Between the official Disney promos, the YouTube video of a dad and daughter singing along in the car to “Let it Go” (13 million views), or the outrageously cute nurse and teeny girl hospital patient belting out “Love Is An Open Door” — it’s inescapable
And that was exactly Disney’s plan.
Of all the official online movie ads uploaded by the six big studios this year, almost half (44.2%) of the views went Disney’s way, according to a new report from Unruly Media. All of Disney’s 10 most-viewed videos (including videos that were paid for and those that weren’t) were related to Frozen.

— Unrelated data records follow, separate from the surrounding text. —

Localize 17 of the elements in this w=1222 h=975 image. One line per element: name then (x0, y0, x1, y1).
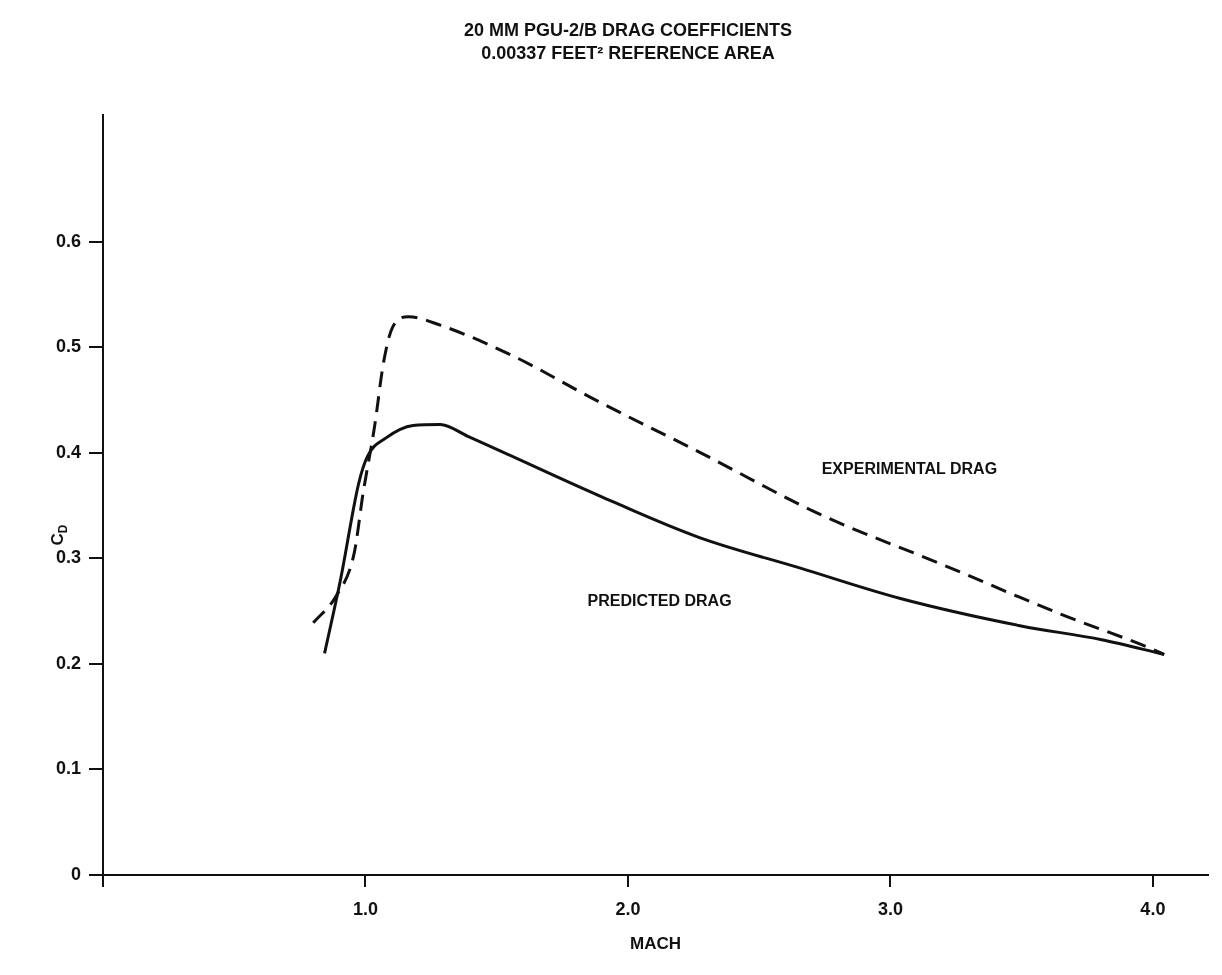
text: PREDICTED DRAG (587, 592, 732, 610)
y-tick-label: 0.4 (55, 441, 82, 462)
chart-subtitle: 0.00337 FEET² REFERENCE AREA (481, 43, 775, 64)
x-axis-title: MACH (630, 934, 682, 954)
y-tick-label: 0.3 (55, 547, 82, 568)
y-axis-title: CD (47, 524, 71, 546)
x-tick-label: 3.0 (877, 898, 903, 919)
y-tick-label: 0.6 (55, 230, 82, 251)
y-tick-label: 0.2 (55, 652, 82, 673)
y-tick-label: 0 (71, 863, 82, 884)
chart-title: 20 MM PGU-2/B DRAG COEFFICIENTS (463, 19, 793, 40)
x-tick-label: 4.0 (1140, 898, 1166, 919)
x-tick-label: 1.0 (352, 898, 378, 919)
x-tick-label: 2.0 (615, 898, 641, 919)
y-tick-label: 0.5 (55, 336, 82, 357)
text: EXPERIMENTAL DRAG (821, 459, 998, 477)
y-tick-label: 0.1 (55, 758, 82, 779)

And unlike most of the other big movie promos between September 2013 and September 2014, Disney’s online content push actually peaked after the film’s premiere. People weren’t just searching for trailers, they were looking for clips of the movie — which Disney duly served — generating millions of organic views and thousands of related user-generated videos.
Notably, those user videos have not been taken off YouTube at Disney’s request, even though YouTube has a robust system for spiking copyright infringing content. We don’t know whether Disney deliberately turned a blind eye to other people publishing Frozen song videos, but we can say those videos actually helped Disney’s marketing of the movie — free advertising, in other words.

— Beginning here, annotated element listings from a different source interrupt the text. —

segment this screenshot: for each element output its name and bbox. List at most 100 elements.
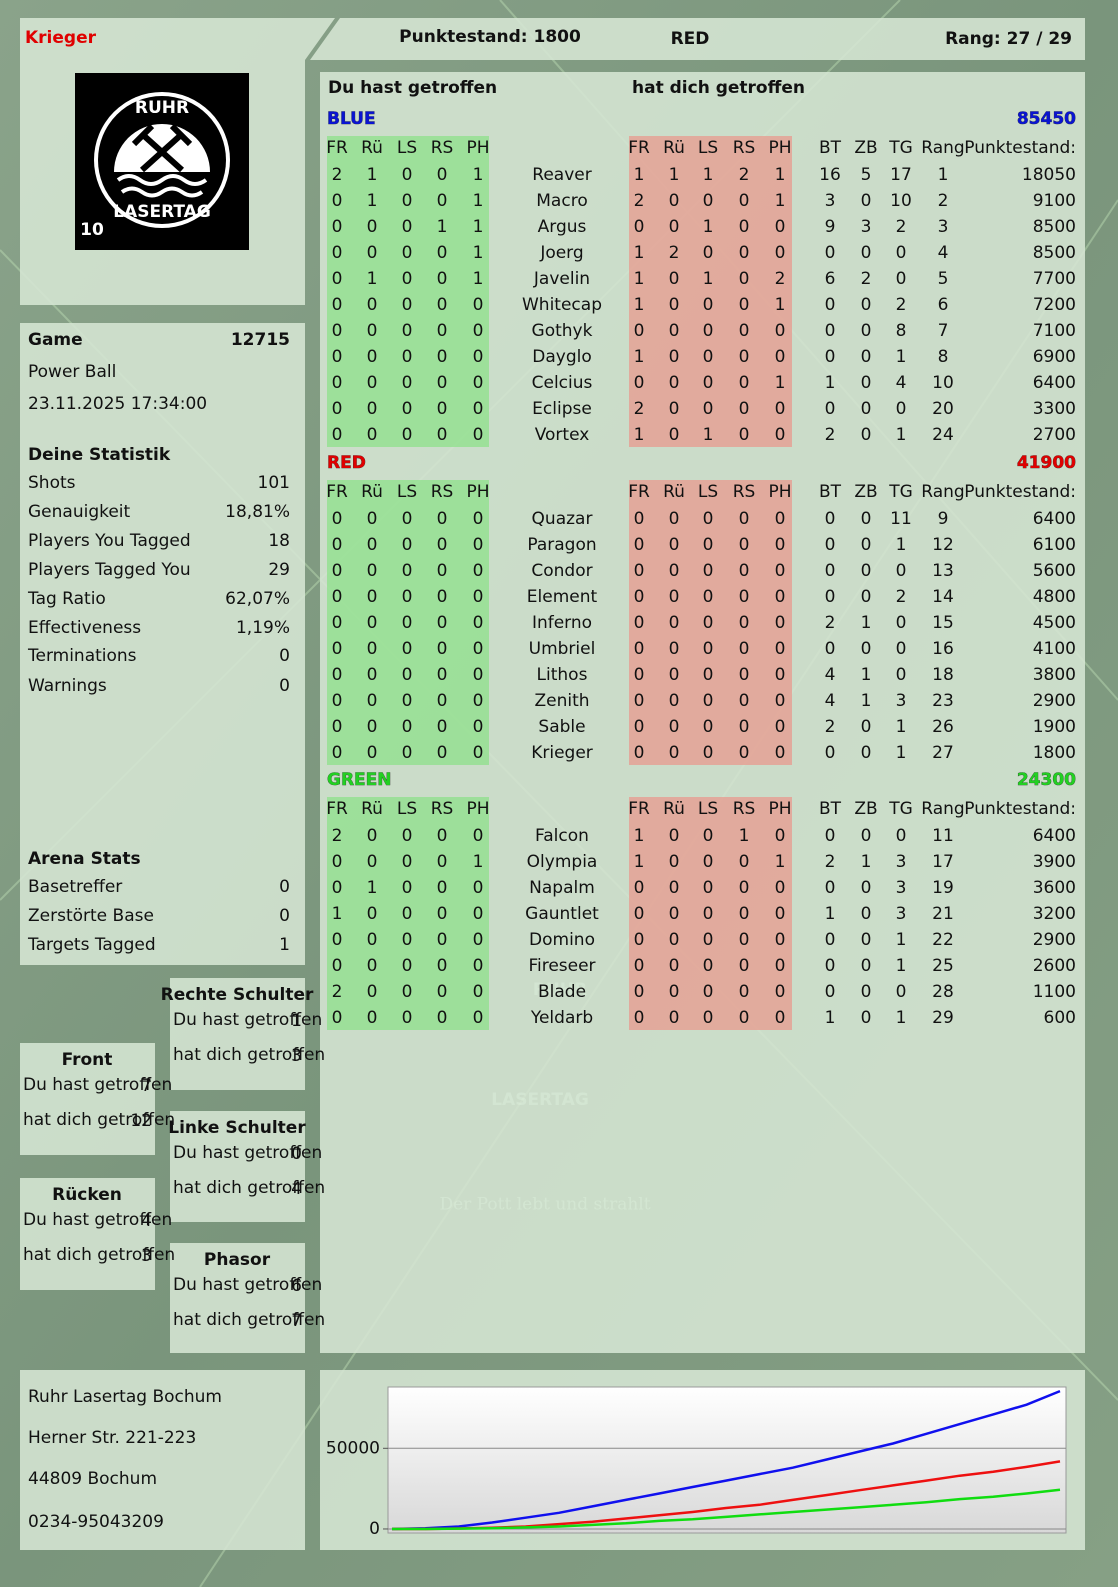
zone-value: 7 xyxy=(141,1076,152,1096)
cell: 0 xyxy=(402,347,413,367)
cell: 0 xyxy=(669,373,680,393)
zone-label: hat dich getroffen xyxy=(23,1110,175,1130)
cell: 0 xyxy=(669,639,680,659)
team-score: 85450 xyxy=(1017,109,1076,129)
cell: 0 xyxy=(402,743,413,763)
cell: 2 xyxy=(825,717,836,737)
cell: 1 xyxy=(775,191,786,211)
cell: 0 xyxy=(332,295,343,315)
player-name: Umbriel xyxy=(529,639,596,659)
cell: 0 xyxy=(739,743,750,763)
cell: 0 xyxy=(775,347,786,367)
column-header: PH xyxy=(466,138,489,158)
cell: 10 xyxy=(932,373,954,393)
cell: 11 xyxy=(932,826,954,846)
cell: 0 xyxy=(775,982,786,1002)
logo xyxy=(75,73,249,250)
cell: 0 xyxy=(437,878,448,898)
cell: 0 xyxy=(739,217,750,237)
stat-value: 101 xyxy=(258,473,290,493)
cell: 0 xyxy=(367,743,378,763)
cell: 1 xyxy=(775,373,786,393)
game-date: 23.11.2025 17:34:00 xyxy=(28,394,207,414)
cell: 0 xyxy=(367,399,378,419)
stat-value: 18,81% xyxy=(225,502,290,522)
cell: 0 xyxy=(634,930,645,950)
cell: 0 xyxy=(896,399,907,419)
cell: 0 xyxy=(437,587,448,607)
cell: 9100 xyxy=(1033,191,1076,211)
player-name: Condor xyxy=(531,561,592,581)
cell: 0 xyxy=(367,295,378,315)
cell: 0 xyxy=(861,321,872,341)
cell: 0 xyxy=(437,1008,448,1028)
cell: 0 xyxy=(634,535,645,555)
cell: 0 xyxy=(703,691,714,711)
cell: 0 xyxy=(669,904,680,924)
cell: 0 xyxy=(775,878,786,898)
cell: 0 xyxy=(775,535,786,555)
address-line: Ruhr Lasertag Bochum xyxy=(28,1387,222,1407)
player-name: Fireseer xyxy=(528,956,595,976)
cell: 0 xyxy=(739,243,750,263)
cell: 0 xyxy=(402,217,413,237)
column-header: Rü xyxy=(663,799,685,819)
cell: 0 xyxy=(332,665,343,685)
zone-value: 7 xyxy=(291,1311,302,1331)
cell: 5 xyxy=(861,165,872,185)
cell: 1 xyxy=(634,347,645,367)
cell: 0 xyxy=(896,665,907,685)
cell: 0 xyxy=(896,982,907,1002)
column-header: ZB xyxy=(854,799,877,819)
cell: 0 xyxy=(473,982,484,1002)
zone-label: Du hast getroffen xyxy=(23,1075,172,1095)
cell: 8 xyxy=(896,321,907,341)
cell: 0 xyxy=(634,587,645,607)
cell: 0 xyxy=(367,509,378,529)
section-title: Deine Statistik xyxy=(28,445,171,465)
player-name: Javelin xyxy=(533,269,590,289)
cell: 0 xyxy=(437,982,448,1002)
zone-label: hat dich getroffen xyxy=(173,1178,325,1198)
cell: 0 xyxy=(775,956,786,976)
cell: 1 xyxy=(703,425,714,445)
cell: 0 xyxy=(332,691,343,711)
zone-label: Du hast getroffen xyxy=(173,1143,322,1163)
cell: 0 xyxy=(775,587,786,607)
cell: 0 xyxy=(775,930,786,950)
cell: 0 xyxy=(437,691,448,711)
cell: 0 xyxy=(402,904,413,924)
cell: 0 xyxy=(669,717,680,737)
cell: 4500 xyxy=(1033,613,1076,633)
cell: 1 xyxy=(634,295,645,315)
cell: 0 xyxy=(402,639,413,659)
column-header: Rang xyxy=(921,138,964,158)
hit-background xyxy=(629,797,792,1030)
cell: 3 xyxy=(896,904,907,924)
player-name: Zenith xyxy=(534,691,589,711)
cell: 0 xyxy=(332,243,343,263)
zone-box xyxy=(20,1043,155,1155)
cell: 0 xyxy=(825,982,836,1002)
cell: 0 xyxy=(669,191,680,211)
cell: 0 xyxy=(861,930,872,950)
zone-value: 6 xyxy=(291,1276,302,1296)
cell: 0 xyxy=(367,347,378,367)
cell: 0 xyxy=(402,956,413,976)
cell: 0 xyxy=(775,509,786,529)
cell: 0 xyxy=(367,717,378,737)
cell: 0 xyxy=(473,878,484,898)
cell: 0 xyxy=(825,587,836,607)
cell: 0 xyxy=(861,639,872,659)
cell: 0 xyxy=(473,399,484,419)
cell: 0 xyxy=(367,587,378,607)
y-tick-label: 0 xyxy=(369,1519,380,1539)
cell: 23 xyxy=(932,691,954,711)
cell: 0 xyxy=(402,982,413,1002)
cell: 0 xyxy=(775,217,786,237)
team-name: BLUE xyxy=(327,109,376,129)
cell: 0 xyxy=(669,878,680,898)
column-header: Rü xyxy=(361,138,383,158)
cell: 1 xyxy=(896,425,907,445)
cell: 0 xyxy=(669,982,680,1002)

The top-shared Frozen videos were clips of the film launched on YouTube after the movie opened. In fact, the official trailer did not even rank in the top 10 shared videos of the 12 month period studied.
Why is this important?
Unruly says that almost a third (31%) of moviegoers who watch a movie promo (presumably whether that’s paid-for, organic, or a fan version not even made by the studio itself) would purchase a ticket to watch the film, and 28% they’d rent it.

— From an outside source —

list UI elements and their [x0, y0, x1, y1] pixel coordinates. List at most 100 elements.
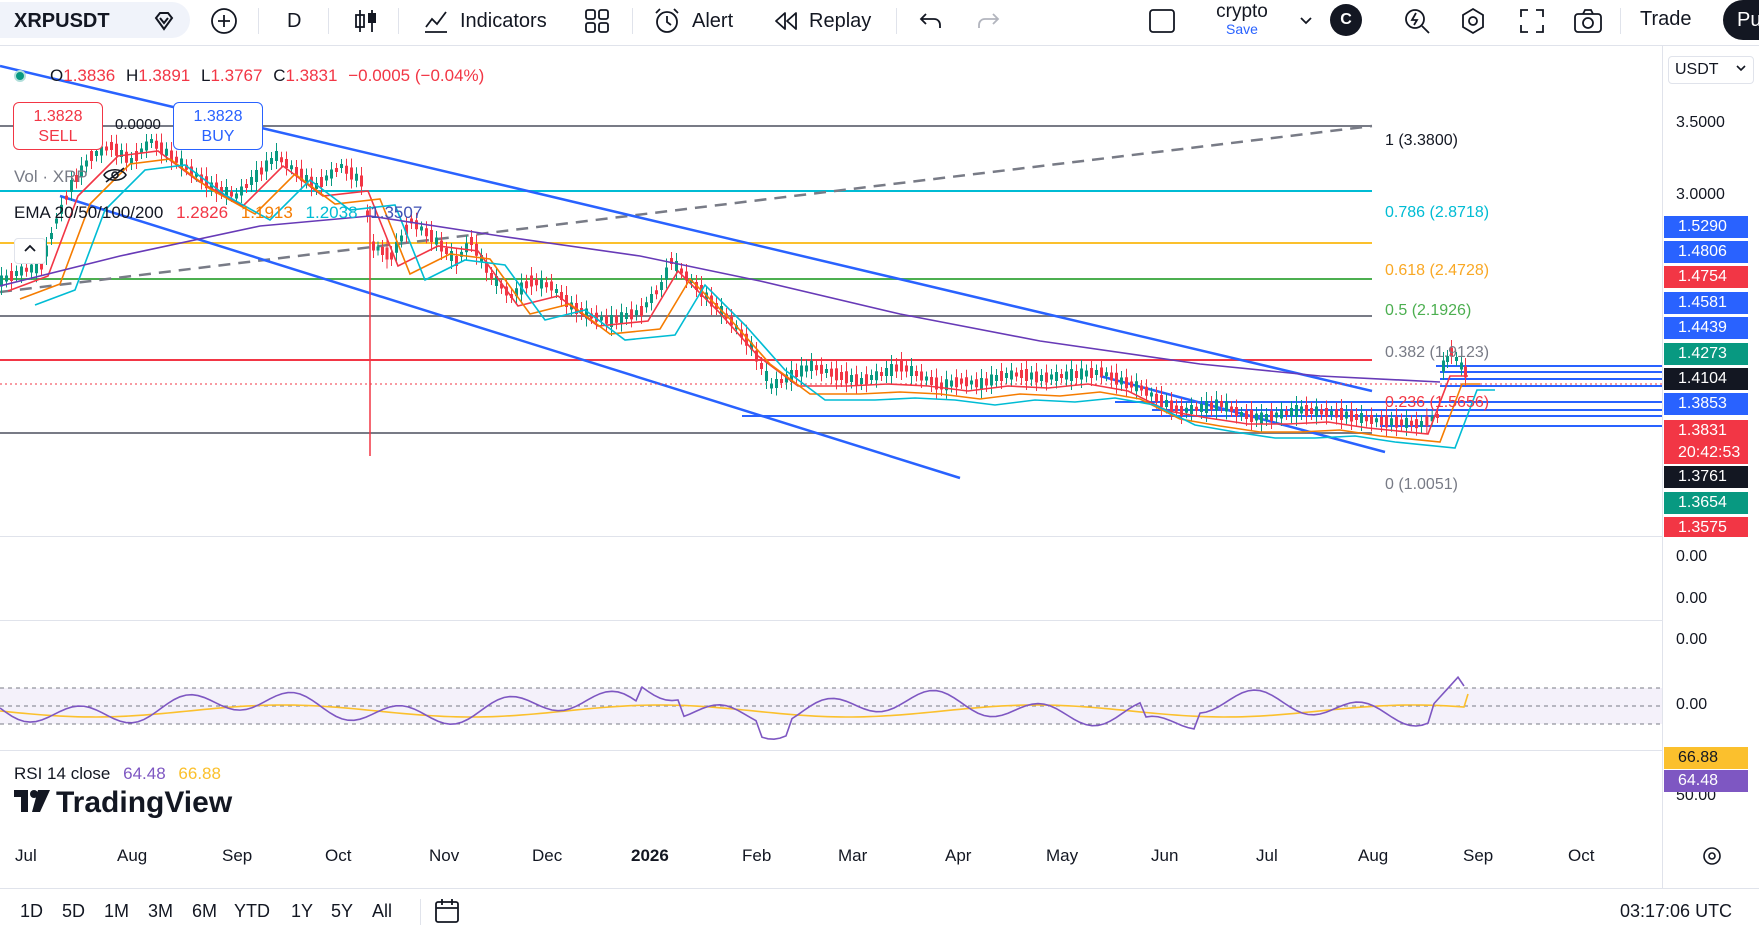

The movie, which had a $US150 million production budget, has grossed $US1.2 billion at the box office, according to Box Office Mojo. The Unruly study doesn’t provide the exact link between those who saw Frozen videos and those who then went on to see the movie at the cinema, but it’s clear that the huge buzz Frozen has amassed online has built enough intrigue for people to dig into their pockets and watch the real thing for themselves.
What the study also demonstrates to film studios is that their strongest “trailers” probably aren’t their trailers, which goes against most of the received wisdom from decades of marketing their biggest hits. And they can also learn from this study that if a movie has the equivalent of a music video in it — Ed Sheeran’s “I See Fire” video for the new Hobbit movie has more than 34 million YouTube views — all the better.
The two main reasons why people share a video is the strength of the emotional response it elicits and social motivations like shared passions, being part of the zeitgeist and opinion seeking. Expect more studios to get a lot smarter — and a lot more incessant — about the way they advertise their movies online going forward.